Uno Studio condotto da un team internazionali di ricercatori che ha analizzato 54 Paesi ad alto reddito ha scoperto che il passaggio della popolazione a diete a base vegetale non solo ridurrebbe del 61% le emissioni annuali correlate alla produzione agricola, ma aumenterebbe al contempo la cattura entro la fine del secolo di 98,3 miliardi di tonnellate di CO2.
Circa 100 miliardi di tonnellate di CO2 potrebbero essere estratte dall’atmosfera entro la fine del secolo, se la popolazione dei Paesi ad alto reddito passasse a diete ricche di elementi a base vegetale, e il “doppio dividendo” che ne deriverebbe dal riportare i terreni agricoli al loro stato naturale sarebbe equivalente a circa 14 anni di emissioni agricole.
È la conclusione dello Studio “Dietary change in high-income nations alone can lead to substantial double climate dividend”, pubblicato il 10 gennaio 2022 su Nature Food e condotto da un gruppo internazionali di ricercatori coordinati dall’Università di Leida.
Gli scienziati hanno preso in esame quanta terra potrebbe essere salvata nei 54 Paesi ad alto reddito analizzati se si passasse alla “Planetary Health Diet” ovvero alla dieta proposta dalla Commissione EAT-Lancet, che “fa bene alla salute umana e a quella del Pianeta” e che ricordiamo prevede l’assunzione di 2.500 chilocalorie al giorno che, in una gamma flessibile, si traducono approssimativamente in: 230 grammi di cereali integrali; 500 di frutta e verdura; 250 di latticini; 14 di carni (bovine o suine o ovine); 29 di pollo;13 di uova; 28 di pesce; 75 di legumi; 50 di noci; 31 di zuccheri (aggiunti e non), con il condimento di oli vegetali, extravergine di oliva o colza.

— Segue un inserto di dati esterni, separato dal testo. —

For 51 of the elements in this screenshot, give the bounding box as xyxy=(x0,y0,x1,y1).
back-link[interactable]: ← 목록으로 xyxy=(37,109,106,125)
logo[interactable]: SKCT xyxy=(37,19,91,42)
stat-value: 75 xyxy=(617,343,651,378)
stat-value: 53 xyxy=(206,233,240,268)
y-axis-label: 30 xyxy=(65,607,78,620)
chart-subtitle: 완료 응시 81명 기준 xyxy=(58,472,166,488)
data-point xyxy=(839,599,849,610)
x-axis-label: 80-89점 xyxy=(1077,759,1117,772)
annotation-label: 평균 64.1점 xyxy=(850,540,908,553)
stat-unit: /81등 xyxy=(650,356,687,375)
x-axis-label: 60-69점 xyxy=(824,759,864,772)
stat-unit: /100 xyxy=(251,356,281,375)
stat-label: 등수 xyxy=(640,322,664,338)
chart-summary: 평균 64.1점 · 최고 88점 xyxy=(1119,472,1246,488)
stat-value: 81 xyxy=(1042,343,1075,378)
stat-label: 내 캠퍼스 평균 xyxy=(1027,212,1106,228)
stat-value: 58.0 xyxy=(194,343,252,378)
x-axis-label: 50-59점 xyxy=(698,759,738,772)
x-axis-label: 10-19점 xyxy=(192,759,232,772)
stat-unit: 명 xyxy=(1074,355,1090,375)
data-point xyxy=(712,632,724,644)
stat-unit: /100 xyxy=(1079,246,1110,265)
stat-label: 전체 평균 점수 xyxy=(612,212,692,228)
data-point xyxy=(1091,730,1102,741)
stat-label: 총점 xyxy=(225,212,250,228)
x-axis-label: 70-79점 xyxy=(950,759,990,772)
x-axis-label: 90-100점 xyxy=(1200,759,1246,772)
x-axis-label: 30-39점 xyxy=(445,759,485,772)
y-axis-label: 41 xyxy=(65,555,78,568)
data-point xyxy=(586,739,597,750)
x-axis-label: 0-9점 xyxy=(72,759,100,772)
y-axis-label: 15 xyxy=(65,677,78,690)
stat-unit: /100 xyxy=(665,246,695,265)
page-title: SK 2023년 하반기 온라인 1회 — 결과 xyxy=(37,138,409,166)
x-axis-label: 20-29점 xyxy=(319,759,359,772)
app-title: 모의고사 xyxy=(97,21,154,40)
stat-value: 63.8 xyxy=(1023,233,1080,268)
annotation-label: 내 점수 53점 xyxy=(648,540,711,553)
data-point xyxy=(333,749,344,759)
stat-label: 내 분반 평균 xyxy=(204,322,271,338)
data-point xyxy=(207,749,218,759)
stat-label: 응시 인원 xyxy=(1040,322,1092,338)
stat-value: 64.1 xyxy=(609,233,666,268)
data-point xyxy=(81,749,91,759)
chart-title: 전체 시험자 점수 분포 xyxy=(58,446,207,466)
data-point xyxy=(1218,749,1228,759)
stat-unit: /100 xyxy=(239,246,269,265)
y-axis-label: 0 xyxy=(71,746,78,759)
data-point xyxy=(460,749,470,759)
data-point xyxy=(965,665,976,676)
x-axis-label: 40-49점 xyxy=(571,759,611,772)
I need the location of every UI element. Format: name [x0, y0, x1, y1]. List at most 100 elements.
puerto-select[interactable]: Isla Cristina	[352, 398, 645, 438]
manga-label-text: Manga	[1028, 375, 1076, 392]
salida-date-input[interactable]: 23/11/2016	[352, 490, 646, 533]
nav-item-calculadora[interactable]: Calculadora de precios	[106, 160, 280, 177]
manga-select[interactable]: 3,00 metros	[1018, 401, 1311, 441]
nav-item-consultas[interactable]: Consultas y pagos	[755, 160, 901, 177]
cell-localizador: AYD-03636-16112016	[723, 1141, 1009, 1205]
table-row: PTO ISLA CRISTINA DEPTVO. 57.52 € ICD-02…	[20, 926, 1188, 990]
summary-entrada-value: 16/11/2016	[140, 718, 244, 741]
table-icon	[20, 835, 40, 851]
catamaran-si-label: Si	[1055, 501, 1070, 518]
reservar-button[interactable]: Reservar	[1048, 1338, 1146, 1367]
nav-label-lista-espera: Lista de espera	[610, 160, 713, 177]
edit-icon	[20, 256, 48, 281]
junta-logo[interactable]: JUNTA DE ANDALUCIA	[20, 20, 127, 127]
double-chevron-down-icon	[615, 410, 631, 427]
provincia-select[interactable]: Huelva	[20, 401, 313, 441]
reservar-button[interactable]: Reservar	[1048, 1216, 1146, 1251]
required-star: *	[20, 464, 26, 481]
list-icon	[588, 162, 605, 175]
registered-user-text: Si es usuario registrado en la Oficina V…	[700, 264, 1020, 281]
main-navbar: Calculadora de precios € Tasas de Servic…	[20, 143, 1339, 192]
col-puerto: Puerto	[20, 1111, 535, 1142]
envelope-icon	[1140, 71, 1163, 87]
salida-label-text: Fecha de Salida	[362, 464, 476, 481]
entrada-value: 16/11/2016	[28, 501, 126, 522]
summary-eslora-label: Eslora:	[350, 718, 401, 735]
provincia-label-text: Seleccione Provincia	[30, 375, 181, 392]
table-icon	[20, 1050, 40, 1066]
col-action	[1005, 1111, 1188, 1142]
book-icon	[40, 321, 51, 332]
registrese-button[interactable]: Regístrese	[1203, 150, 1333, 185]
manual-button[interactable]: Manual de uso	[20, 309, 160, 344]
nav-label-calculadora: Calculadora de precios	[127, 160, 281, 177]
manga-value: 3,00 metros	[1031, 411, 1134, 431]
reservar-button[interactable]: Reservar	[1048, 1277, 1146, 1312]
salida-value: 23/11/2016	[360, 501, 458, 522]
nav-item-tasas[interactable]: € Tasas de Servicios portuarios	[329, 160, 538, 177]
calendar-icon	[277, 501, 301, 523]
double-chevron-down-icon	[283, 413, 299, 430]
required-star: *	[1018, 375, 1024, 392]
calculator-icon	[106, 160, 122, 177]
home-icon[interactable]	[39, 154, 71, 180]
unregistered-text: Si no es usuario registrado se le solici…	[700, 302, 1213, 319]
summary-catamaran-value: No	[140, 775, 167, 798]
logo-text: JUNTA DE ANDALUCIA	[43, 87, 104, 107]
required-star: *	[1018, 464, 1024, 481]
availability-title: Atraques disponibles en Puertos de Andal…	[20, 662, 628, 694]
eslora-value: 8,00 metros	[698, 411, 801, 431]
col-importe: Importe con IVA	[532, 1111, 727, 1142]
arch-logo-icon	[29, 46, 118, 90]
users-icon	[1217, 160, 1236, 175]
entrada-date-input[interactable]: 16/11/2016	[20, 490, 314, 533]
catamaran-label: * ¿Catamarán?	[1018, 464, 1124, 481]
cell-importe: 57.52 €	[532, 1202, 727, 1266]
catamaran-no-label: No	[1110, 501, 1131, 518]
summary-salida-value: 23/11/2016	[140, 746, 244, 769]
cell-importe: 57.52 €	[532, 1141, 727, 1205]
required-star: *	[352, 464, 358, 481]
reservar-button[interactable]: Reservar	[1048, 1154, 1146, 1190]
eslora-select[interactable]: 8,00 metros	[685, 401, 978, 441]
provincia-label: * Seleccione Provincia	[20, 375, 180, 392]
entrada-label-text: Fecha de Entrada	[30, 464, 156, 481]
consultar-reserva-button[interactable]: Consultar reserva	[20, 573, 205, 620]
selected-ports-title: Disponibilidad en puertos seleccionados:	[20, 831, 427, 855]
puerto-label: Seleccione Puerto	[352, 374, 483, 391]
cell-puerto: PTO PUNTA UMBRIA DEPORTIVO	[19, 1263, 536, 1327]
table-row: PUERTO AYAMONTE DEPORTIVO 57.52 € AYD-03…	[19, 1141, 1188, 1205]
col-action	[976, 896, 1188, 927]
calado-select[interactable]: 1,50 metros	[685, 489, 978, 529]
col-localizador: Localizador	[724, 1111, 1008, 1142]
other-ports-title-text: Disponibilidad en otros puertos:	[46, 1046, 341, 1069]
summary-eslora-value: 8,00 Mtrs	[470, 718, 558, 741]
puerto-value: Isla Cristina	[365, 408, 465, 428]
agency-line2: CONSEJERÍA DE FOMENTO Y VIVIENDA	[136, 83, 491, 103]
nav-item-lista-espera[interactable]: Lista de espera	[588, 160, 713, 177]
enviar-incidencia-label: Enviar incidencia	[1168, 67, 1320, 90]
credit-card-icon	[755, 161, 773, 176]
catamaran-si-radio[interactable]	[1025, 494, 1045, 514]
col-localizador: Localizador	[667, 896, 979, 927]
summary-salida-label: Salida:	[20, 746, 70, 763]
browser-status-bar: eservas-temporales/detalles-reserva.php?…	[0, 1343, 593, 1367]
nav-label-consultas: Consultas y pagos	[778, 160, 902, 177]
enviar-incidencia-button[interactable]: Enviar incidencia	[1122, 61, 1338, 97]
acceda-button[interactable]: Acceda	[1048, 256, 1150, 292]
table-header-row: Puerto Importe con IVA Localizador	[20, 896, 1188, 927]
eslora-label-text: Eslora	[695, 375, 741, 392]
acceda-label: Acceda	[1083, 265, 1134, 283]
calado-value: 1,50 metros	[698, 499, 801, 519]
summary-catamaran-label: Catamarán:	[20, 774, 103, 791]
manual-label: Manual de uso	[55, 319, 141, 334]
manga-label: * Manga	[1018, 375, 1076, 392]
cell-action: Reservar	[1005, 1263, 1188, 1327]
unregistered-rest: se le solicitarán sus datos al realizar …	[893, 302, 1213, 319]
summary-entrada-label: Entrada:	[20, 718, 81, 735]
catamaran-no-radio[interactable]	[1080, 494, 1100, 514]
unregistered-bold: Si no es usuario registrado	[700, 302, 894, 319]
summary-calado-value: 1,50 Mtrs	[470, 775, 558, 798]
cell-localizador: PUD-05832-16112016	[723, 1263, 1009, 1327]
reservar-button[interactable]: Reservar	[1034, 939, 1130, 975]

“È forse una delle migliori opzioni di salute ambientale disponibili – ha osservato Zhongxiao Sun della China Agricultural University e principale autore dello Studio – Un rapido passaggio a tali diete potrebbe veramente aiutare la società a rimanere entro i confini planetarii“.
L’area necessaria agli animali per pascolare e coltivare mangimi è enorme. Occupa circa l’80% di tutti i terreni agricoli ovvero circa il 35% della superficie totale abitabile nel mondo. Se le nazioni ricche si allontanassero da prodotti di origine animale, occorrerebbe molta meno terra per coltivare il cibo, con vaste aree che potrebbero quindi tornare al loro stato naturale, con piante e alberi selvatici che traggono carbonio dall’atmosfera.
“Abbiamo esaminato le regioni a più alto reddito perché hanno molte opzioni a base vegetale per le proteine e altri bisogni nutrizionali – ha affermato Paul Behrens dell’Istituto di Scienze Ambientali dell’Università di Leida, autore senior della ricerca – Nelle regioni a basso reddito, le persone consumano meno proteine animali, ma spesso fanno affidamento su di esse per la propria salute.
I ricercatori hanno scoperto che il passaggio a dietea base vegetale può ridurre del 61% le emissioni annuali correlate alla produzione agricola. Inoltre, entro la fine di questo secolo, altri 98,3 miliardi di tonnellate di anidride carbonica saranno rimosse dall’atmosfera trasformando i precedenti seminativi e pascoli nel loro stato naturale. Questo doppio dividendo di carbonio è di grande aiuto nell’impedire alla Terra un riscaldamento superiore a 1,5 °C.
“È una grande opportunità per la mitigazione climatica – ha aggiunto Behrens – Ma anche per la qualità dell’acqua, la biodiversità, l’inquinamento atmosferico, l’accesso alla natura, ecc. Ci sono centinaia di studi che dimostrano quanto sia importante per noi essere in rapporto con la natura per la nostra salute, e questi cambiamenti aprirebbero alla rinaturalizzazione di vasti appezzamenti di terreno in prossimità delle residenze delle persone”.
“Sarà fondamentale reindirizzare i sussidi agricoli agli agricoltori per la protezione della biodiversità e il sequestro del carbonio – ha concluso Behrens – Dobbiamo prenderci cura delle comunità agricole per consentire che avvenga un’equa transizione, Non dobbiamo essere puristi su questo, anche solo ridurre l’assunzione di proteine animali sarebbe utile. Se la metà della popolazione delle regioni più ricche tagliasse della metà i prodotti animali nella propria dieta, si starebbe comunque parlando di un’enorme opportunità in termini di risultati ambientali e salute pubblica”.